Se generalmente il sapere è luogo di costituzione del potere, questo avviene in modo speciale nell’ebraismo a partire dalla rivoluzione rabbinica conseguente alla distruzione del Tempio. L’ebraismo si struttura attorno allo studio interpretativo dei testi e così definisce i confini della propria cultura e delle proprie leggi. La grandiosità di questo approccio è che l’interpretazione presuppone l’apertura della parola scritta, il suo non essere mai finita e quindi suscettibile di assumere nuovo volto. Come ci suggerisce Delphine Horvilleur nel testo Nudità e pudore “quando l’interpretazione cerca di fissarli [i testi] definitivamente, li profana. […] Possono restarlo [sacri] solo se si accetta che non abbiano mai finito di mostrare e dire qualcosa di nuovo.” È forse questo uno dei motivi della sopravvivenza dell’ebraismo attraverso i secoli e i continenti?
L’apertura interpretativa ha consentito al popolo ebraico di rispondere alle proprie esigenze che si manifestavano sempre come particolari in quanto eternamente dislocate. Allo stesso tempo per questo motivo ogni dibattito interpretativo è fondamentale nella formulazione di normative e di costumi che si consolidano e rafforzano secondo il principio della tradizione. Questa tradizione però storicamente non ha incluso quasi alcun intervento interpretativo femminile strutturando così un sistema di pratiche e un immaginario che perpetra la subordinazione della donna.
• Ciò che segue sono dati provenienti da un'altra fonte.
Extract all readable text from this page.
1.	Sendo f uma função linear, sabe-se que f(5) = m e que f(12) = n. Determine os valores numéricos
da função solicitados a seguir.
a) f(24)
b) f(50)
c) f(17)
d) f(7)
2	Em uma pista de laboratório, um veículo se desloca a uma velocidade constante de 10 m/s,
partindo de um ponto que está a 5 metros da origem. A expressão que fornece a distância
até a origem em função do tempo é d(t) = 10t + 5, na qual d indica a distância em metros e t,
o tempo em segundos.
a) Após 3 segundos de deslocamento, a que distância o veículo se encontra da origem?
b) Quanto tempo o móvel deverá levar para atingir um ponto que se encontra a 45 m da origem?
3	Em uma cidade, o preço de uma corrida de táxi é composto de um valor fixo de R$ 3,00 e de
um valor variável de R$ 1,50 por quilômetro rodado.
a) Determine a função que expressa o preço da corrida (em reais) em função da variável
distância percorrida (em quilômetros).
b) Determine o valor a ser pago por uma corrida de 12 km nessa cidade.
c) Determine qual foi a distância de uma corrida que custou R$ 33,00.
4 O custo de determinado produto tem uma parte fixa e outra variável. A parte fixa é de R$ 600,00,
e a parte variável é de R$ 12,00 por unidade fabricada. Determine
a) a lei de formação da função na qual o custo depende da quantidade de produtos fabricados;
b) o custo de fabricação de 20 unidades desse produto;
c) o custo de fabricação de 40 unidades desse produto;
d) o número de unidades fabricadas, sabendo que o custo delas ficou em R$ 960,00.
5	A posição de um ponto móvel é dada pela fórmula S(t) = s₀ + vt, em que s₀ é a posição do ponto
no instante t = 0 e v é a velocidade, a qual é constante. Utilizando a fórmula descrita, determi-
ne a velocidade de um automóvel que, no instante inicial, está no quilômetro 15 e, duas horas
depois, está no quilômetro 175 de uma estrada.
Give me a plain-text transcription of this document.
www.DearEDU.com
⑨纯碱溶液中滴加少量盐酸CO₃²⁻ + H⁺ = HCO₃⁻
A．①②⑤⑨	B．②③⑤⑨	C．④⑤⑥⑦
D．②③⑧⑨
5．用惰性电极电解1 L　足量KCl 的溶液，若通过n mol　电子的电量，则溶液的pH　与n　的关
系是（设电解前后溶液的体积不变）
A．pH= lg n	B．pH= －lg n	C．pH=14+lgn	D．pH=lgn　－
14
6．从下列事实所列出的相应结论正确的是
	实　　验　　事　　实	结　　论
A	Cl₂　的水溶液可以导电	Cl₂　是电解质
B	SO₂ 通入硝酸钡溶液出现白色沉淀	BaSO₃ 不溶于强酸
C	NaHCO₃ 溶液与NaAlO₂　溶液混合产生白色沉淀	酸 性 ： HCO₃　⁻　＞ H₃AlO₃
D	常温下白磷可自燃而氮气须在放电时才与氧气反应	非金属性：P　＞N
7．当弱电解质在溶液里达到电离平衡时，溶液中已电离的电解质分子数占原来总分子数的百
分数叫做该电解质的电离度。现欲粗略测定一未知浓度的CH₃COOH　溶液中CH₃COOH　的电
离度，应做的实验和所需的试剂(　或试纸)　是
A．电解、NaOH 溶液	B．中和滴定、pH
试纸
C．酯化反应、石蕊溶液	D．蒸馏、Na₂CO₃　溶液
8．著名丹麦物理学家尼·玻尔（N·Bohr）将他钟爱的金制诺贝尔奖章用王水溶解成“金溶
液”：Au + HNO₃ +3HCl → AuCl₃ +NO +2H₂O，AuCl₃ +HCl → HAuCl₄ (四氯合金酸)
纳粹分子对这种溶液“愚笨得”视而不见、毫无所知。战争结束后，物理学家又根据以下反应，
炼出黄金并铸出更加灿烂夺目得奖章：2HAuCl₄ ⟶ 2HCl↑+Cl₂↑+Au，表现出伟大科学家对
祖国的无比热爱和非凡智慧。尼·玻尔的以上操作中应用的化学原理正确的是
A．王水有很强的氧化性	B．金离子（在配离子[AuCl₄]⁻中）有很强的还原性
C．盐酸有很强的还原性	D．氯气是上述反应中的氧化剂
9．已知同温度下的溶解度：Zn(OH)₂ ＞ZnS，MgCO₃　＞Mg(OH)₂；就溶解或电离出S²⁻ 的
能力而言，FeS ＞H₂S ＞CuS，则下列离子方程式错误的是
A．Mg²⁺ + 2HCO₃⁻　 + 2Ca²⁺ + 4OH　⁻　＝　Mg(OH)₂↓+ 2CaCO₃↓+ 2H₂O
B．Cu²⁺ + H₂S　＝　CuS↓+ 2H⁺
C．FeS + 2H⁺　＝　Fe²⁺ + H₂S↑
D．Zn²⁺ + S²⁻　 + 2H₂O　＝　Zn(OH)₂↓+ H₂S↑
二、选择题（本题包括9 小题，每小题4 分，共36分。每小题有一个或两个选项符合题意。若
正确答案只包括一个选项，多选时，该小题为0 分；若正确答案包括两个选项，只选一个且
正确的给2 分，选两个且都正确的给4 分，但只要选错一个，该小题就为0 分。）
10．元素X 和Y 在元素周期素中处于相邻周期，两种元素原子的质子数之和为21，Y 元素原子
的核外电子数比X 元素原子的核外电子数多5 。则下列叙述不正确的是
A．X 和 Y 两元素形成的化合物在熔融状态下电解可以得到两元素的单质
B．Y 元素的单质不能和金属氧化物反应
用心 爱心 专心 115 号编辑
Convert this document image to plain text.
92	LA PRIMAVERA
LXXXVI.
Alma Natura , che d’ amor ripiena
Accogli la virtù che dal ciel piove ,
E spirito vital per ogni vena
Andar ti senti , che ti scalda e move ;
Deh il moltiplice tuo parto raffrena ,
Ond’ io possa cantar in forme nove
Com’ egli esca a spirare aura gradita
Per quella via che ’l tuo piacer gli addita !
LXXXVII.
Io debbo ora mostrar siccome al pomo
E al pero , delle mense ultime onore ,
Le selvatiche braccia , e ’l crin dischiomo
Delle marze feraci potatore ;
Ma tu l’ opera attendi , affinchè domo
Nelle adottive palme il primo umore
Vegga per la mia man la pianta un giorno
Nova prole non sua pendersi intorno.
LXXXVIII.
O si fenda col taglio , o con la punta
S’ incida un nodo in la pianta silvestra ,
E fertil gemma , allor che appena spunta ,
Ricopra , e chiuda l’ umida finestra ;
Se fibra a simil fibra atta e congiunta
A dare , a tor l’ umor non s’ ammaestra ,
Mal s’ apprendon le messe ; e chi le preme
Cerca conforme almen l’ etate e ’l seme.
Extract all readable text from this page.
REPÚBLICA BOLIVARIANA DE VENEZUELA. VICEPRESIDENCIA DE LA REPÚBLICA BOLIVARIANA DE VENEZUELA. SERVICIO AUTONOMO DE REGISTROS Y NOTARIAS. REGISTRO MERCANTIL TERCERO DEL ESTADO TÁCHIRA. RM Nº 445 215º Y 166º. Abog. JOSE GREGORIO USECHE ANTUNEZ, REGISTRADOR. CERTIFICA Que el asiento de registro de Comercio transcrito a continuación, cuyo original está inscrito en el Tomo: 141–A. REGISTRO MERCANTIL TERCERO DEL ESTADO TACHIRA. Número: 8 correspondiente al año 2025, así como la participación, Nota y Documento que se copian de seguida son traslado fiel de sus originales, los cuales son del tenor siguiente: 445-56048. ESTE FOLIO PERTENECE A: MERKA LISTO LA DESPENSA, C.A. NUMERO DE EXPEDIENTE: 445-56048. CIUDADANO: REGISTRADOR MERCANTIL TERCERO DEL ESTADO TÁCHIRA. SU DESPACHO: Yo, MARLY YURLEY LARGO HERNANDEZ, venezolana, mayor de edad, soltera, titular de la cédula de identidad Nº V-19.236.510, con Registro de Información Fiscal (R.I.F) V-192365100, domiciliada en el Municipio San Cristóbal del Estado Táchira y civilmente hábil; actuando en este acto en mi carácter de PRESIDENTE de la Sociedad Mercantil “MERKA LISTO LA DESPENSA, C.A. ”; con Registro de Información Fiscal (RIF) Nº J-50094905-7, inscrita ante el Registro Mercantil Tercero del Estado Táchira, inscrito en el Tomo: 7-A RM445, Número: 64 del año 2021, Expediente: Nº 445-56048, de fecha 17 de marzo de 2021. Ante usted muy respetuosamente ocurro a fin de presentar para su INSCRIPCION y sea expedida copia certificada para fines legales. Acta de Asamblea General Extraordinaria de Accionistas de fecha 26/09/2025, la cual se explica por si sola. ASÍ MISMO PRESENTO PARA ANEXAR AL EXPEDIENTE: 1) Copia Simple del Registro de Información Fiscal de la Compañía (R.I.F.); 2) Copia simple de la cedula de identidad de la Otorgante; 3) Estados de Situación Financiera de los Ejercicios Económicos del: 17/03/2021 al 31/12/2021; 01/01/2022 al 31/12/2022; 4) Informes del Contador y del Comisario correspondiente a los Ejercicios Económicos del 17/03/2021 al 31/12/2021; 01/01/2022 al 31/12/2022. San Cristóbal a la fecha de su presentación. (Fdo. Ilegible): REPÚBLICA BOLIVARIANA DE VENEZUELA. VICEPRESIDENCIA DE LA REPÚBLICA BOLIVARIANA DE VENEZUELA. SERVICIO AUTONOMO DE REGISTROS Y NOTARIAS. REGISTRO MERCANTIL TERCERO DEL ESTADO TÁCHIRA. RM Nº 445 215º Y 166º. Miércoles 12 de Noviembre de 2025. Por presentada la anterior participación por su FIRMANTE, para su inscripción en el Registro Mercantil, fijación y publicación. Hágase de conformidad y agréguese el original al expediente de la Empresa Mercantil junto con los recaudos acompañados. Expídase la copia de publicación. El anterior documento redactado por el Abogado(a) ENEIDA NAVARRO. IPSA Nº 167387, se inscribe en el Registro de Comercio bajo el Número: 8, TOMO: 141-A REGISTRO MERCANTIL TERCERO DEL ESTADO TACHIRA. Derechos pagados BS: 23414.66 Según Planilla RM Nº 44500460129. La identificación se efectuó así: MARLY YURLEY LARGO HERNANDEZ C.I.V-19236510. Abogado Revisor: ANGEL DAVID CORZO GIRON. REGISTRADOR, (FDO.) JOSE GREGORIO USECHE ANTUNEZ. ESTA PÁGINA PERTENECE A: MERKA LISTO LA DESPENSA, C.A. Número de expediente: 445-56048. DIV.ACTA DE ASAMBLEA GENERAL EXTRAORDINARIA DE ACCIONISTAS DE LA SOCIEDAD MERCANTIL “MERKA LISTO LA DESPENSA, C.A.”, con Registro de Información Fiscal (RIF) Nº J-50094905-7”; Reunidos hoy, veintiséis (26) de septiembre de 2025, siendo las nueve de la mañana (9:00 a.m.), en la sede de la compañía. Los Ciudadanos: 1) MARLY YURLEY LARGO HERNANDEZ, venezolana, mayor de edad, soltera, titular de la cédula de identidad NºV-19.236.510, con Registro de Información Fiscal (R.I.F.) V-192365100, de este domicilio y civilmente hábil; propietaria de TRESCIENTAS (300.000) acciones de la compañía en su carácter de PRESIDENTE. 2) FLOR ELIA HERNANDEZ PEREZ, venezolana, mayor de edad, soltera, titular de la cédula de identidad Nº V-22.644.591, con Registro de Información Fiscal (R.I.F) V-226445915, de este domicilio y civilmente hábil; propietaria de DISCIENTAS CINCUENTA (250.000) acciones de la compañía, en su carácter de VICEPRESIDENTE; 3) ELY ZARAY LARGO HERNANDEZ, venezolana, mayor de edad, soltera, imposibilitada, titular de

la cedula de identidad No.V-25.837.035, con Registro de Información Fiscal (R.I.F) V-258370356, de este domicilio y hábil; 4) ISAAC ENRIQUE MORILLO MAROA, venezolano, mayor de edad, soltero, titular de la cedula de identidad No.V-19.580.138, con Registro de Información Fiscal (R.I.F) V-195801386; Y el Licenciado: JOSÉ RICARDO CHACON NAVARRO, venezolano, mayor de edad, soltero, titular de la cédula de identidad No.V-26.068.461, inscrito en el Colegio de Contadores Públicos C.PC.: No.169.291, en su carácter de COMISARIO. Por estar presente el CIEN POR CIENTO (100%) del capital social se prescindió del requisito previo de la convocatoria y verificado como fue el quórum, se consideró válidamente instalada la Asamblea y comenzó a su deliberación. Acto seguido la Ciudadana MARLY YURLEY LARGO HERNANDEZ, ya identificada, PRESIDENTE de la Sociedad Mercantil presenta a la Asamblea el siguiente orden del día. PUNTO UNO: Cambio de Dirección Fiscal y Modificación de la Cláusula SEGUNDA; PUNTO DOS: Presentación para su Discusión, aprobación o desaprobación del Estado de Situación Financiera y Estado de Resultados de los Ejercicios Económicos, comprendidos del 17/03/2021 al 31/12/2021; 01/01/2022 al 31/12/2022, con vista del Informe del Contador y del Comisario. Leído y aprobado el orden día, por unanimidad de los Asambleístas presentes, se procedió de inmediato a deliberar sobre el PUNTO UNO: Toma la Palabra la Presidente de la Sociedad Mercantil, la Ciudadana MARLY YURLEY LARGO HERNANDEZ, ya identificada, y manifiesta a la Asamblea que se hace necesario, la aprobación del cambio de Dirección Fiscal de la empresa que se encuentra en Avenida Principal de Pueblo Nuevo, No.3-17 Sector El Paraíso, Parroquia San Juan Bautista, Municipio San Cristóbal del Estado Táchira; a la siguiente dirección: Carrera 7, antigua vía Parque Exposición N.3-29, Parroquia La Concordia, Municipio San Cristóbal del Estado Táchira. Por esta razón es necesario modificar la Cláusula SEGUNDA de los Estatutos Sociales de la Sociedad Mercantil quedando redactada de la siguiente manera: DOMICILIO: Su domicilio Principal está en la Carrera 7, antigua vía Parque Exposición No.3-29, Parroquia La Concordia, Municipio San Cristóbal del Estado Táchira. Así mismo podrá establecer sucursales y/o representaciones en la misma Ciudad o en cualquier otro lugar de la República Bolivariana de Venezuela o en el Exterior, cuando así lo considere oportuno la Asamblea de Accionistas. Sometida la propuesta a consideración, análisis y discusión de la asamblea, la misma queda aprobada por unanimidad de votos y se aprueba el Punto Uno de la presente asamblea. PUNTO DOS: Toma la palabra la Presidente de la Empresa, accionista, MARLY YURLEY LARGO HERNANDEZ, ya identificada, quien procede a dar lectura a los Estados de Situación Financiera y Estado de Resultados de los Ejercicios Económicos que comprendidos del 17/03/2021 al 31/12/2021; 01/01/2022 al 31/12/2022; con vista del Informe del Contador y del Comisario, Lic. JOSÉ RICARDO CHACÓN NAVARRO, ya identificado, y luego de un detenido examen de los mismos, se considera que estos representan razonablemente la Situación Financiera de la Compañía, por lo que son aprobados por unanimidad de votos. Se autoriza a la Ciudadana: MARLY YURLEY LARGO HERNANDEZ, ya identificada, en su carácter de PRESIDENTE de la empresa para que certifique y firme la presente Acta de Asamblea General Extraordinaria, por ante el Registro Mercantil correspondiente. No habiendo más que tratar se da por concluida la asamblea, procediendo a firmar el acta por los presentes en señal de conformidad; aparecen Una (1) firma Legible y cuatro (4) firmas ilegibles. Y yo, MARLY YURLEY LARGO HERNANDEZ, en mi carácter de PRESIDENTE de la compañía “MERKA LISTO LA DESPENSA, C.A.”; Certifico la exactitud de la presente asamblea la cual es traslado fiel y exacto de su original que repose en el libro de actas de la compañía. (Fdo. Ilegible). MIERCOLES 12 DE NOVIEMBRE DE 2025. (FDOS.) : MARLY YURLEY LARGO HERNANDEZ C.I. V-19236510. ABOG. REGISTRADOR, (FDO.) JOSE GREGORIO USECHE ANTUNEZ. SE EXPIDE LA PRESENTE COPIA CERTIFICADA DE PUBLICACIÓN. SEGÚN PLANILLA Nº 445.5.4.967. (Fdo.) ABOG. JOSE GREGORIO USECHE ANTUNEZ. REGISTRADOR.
Come ci si confronta, dunque, con la tradizione? Le comunità ebraiche italiane, decimate da moti assimilazionistici da un lato e movimenti migratori verso Israele dall’altro, sembrano essersi irrigidite attorno a questa, forse per paura della contaminazione o della dispersione. La questione della purezza si erge a vegliare sull’ortodossia, strozzando i tentativi di conversione e gerarchizzando l’ebraismo, dimenticandone l’insita pluralità. Ma più in particolare la comunità ebraica ortodossa oggi non sta riuscendo a rispondere alle esigenze di tutti i suoi membri, ne dimentica una metà. Questa metà, fino a qualche secolo fa generalmente poco consapevole della propria esclusione sociale, oggi sperimenta la parità dei diritti e lotta per l’eguaglianza sostanziale nella società civile. Oggi le donne hanno accesso allo studio nelle istituzioni secolari e non accetterebbero mai una formazione differenziata per legge. Una forte differenziazione nell’accesso allo studio, però, si presenta ancora all’interno del mondo ebraico ortodosso, in particolare italiano, il quale non investe nell’inclusione delle donne nei percorsi di studio, se non in formule specifiche alternative o ridotte.
Come pensiamo quindi di poter apportare dei cambiamenti paritari se l’interpretazione della legge ebraica o del Talmud non include uno sguardo femminile? Quanto deve farsi eclatante questo anacronismo perché l’ebraismo ortodosso italiano affronti seriamente la questione? Quanti giovani – e non solo giovani – donne ebree devono allontanarsi dalle proprie comunità prima che l’interpretazione dei testi si metta anche a loro disposizione per farle sentire finalmente tanto protagoniste di questo popolo quanto i loro fratelli? Quante meravigliose pensatrici devono trovare rifugio altrove prima che gli studiosi le accolgano nelle loro scuole e le considerino esseri umani di pari condizione?